Similarly an independent capitalist Scotland is weaker vs North Sea oil interests, the bond markets, finance capital, and large concerns like StageCoach and News International. It was only last October that Ineos threatened to scrap Scotland’s oil refining capacity. The same will be the case for the rump UK too. Smaller states are easier to bully, especially when the elites who run them – as in Scotland and rUK – are utterly beholden to neoliberal common sense.

The British state is hardly a repository of socialism. Time and again it’s been used as a battering ram for bourgeois interests at home and abroad. And yet, like all liberal democratic states it is vulnerable to pressure from below. That is the case right now. The 307 year old union is done come what may. But there is an opportunity to make it anew, to re-establish Britain as a multinational, federal state that has come together on the basis of a voluntary union of peoples. If you, your comrades, the radical organisations and the Scottish labour movement stay with us, that might be the prize. No guarantees of course, beyond more organising and struggle. But what a win it would be.

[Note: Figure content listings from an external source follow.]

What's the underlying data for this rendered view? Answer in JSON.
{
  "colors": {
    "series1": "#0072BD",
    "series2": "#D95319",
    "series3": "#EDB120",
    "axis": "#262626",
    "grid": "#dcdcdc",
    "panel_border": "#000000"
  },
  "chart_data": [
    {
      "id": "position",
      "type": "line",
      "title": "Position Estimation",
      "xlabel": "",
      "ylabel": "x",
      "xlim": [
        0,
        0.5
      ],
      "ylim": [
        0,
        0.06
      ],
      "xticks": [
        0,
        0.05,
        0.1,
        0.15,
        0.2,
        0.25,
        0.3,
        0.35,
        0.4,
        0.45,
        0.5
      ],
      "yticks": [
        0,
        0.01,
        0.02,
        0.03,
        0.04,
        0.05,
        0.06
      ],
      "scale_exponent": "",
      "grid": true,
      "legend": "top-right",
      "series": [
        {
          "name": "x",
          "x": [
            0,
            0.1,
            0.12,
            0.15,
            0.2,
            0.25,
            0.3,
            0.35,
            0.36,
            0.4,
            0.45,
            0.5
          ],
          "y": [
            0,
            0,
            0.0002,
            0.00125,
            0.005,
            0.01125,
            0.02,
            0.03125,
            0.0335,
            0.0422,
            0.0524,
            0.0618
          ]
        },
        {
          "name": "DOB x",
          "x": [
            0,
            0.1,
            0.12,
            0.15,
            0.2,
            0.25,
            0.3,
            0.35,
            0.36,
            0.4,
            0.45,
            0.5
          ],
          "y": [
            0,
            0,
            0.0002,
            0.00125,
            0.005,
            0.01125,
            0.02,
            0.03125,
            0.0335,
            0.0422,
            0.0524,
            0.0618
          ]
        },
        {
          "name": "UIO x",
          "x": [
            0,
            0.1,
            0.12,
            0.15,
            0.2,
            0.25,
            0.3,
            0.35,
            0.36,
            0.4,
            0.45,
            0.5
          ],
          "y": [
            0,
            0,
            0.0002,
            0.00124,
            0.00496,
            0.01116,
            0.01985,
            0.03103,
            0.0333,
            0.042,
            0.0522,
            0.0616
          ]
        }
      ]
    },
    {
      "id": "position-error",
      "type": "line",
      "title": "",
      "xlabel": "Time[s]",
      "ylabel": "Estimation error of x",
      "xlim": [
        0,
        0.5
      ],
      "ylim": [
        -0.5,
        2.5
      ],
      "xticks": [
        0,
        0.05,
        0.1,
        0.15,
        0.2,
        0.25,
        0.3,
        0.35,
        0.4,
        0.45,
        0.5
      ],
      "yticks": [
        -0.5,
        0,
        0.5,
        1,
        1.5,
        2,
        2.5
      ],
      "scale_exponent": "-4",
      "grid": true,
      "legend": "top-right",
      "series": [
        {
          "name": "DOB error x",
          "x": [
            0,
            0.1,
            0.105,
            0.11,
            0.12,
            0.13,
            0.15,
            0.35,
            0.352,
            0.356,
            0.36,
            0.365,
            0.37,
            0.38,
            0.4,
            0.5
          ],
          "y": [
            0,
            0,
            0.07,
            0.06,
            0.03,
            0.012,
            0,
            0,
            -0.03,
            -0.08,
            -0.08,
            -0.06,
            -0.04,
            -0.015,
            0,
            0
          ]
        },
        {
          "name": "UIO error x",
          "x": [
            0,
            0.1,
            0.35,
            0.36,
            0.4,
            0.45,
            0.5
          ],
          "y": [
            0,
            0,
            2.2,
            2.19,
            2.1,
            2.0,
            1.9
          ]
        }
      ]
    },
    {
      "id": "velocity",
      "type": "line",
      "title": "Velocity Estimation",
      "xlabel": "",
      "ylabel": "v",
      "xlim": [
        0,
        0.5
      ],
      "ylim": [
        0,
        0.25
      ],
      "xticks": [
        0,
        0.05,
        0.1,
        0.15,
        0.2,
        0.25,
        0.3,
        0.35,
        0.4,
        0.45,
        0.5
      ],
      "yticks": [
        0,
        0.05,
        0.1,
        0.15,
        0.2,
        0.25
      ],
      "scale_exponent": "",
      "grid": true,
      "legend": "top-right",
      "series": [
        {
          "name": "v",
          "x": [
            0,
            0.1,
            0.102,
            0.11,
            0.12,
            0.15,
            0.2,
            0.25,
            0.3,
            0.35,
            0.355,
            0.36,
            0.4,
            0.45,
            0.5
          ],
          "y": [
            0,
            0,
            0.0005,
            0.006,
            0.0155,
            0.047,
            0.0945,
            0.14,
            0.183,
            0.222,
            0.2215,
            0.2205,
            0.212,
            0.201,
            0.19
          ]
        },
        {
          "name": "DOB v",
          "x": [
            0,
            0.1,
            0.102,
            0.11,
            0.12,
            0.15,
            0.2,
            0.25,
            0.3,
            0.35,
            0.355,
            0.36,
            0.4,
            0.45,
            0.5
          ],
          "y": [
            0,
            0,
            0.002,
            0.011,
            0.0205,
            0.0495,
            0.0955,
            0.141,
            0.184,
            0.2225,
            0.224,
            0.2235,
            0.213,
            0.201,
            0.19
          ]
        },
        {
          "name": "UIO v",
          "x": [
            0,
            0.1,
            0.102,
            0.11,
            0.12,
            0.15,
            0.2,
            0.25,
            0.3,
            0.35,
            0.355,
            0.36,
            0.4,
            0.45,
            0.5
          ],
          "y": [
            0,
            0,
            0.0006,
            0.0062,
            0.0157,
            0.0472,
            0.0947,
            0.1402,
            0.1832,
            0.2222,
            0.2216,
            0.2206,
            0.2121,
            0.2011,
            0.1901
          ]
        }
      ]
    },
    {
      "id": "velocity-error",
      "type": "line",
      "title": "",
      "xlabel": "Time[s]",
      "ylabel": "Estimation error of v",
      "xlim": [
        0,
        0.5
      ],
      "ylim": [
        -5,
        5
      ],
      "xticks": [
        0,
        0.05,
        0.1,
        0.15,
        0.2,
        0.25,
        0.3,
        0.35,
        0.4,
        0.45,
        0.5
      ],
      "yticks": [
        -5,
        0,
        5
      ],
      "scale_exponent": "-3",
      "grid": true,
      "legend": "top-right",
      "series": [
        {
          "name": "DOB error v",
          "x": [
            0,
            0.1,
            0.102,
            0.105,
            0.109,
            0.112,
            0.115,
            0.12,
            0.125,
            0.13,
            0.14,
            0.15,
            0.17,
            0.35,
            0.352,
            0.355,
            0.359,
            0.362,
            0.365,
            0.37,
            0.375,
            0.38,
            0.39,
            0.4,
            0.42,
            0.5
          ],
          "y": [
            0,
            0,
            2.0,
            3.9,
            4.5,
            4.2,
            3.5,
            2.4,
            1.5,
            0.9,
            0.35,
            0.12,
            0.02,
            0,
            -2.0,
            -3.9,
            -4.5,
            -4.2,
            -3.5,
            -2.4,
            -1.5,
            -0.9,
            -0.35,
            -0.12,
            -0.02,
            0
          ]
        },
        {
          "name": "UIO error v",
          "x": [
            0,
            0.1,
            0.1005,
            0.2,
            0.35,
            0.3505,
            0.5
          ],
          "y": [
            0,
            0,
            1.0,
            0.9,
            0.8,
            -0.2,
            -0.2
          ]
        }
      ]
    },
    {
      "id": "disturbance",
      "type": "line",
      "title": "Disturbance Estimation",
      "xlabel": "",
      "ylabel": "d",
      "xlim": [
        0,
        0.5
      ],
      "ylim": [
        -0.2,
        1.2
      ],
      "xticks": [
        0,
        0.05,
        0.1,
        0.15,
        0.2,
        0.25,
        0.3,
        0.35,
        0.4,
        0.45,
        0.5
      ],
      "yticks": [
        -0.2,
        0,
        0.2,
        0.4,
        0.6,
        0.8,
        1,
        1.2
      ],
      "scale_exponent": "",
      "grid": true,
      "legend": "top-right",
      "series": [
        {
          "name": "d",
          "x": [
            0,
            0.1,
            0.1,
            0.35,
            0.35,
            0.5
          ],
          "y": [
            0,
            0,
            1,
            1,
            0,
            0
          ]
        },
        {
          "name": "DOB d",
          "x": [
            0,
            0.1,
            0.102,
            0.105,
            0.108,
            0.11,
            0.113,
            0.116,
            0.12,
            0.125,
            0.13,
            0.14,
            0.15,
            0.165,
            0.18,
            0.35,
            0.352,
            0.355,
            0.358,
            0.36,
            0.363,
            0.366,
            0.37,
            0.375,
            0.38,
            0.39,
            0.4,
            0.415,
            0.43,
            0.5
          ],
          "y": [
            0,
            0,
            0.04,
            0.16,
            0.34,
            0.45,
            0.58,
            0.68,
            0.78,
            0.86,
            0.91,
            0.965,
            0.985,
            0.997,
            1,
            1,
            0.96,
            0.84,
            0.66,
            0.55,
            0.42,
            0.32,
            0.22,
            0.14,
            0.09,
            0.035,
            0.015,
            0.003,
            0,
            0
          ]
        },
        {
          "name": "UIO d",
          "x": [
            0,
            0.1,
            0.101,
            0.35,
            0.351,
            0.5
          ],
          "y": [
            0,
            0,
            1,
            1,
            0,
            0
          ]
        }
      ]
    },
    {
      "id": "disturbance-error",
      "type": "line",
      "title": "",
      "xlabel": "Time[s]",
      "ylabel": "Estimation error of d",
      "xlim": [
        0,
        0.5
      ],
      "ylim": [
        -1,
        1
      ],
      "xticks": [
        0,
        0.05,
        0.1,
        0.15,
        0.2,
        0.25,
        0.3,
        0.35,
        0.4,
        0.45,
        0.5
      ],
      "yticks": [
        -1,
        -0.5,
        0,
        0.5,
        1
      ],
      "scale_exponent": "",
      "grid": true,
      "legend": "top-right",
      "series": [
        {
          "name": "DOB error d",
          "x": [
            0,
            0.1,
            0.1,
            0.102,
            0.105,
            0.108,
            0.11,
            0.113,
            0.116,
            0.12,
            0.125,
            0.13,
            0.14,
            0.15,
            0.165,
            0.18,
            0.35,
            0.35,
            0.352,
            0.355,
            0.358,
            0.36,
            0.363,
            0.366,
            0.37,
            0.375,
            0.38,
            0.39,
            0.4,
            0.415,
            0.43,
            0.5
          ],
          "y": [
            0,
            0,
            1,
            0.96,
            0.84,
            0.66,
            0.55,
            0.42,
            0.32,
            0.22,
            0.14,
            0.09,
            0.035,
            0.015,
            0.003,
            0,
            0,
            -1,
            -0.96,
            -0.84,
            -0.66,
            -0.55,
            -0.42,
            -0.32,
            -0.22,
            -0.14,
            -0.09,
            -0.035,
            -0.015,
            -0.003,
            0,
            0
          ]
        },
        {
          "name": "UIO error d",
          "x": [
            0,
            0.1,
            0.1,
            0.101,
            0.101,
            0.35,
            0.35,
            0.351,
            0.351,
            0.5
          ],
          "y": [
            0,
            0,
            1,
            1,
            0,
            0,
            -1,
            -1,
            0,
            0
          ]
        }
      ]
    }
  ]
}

Unfortunately, this in mind I cannot see how independence would strengthen our classacross Britain, weaken capital, and give the Tories anything other than a satisfying slap across the face. As your comrades we want and need you in the battles to come. To steal something from Ken MacLeod:

(I’ll explain this better
in the cold light of day,
but I’m voting No,
And here’s what I say)

Let’s team up together,
Keep the Tories out,
We all have English friends,
Give them a shout.

We have a common enemy,
English ain’t all Eton Boys,
Let’s get them out together,
And make some noise.

Westminster don’t represent
The Ferry or Newcastle,
So let’s get together,
And show them some hassle.

The Tories hurt us all
Let’s show them how it’s done
Let’s team up together
We’ll fight them as one.

(by a ‘Young Lady Comrade’)

Please stay with us comrade. Your class here in England and Wales needs you.

This article first appeared on All That Is Solid

One Comment

  1. Robert says:

    The left or rather the right are really worried over the loss of those MP’s but hell when a yes vote will get rid of the Progress mob that now infects the right wing labour party.

    We had the New labour lot in power and the left fell silent we argued for the welfare state while labour looked at the American model, and along came a socialist party within Scotland with the SNP, well socialist enough to offer the poorest a glimpse of another world not the new labour right wing march to the market.

    Labour now pleads for the Scott’s to say no they are so worried that England could be Tory for years, yet not to long ago labour did not mind they were winning elections by being bastards to the people who were vulnerable the sick the disabled the poor, the unemployed workfare was labour answer .

    Vote yes and then maybe we can get a labour party as it was in the beginning not the fake Progress one nation claptrap we have today, Blair Murphy Reeves Byrne and all the other who march to New labour progress tune.

    Choice either get back to your grass roots socialism get rid of the weakest leader I’ve ever seen become more interested in the working class less interested in hard working and you know something you might win the odd election, but you would not lose a whole country of socialists.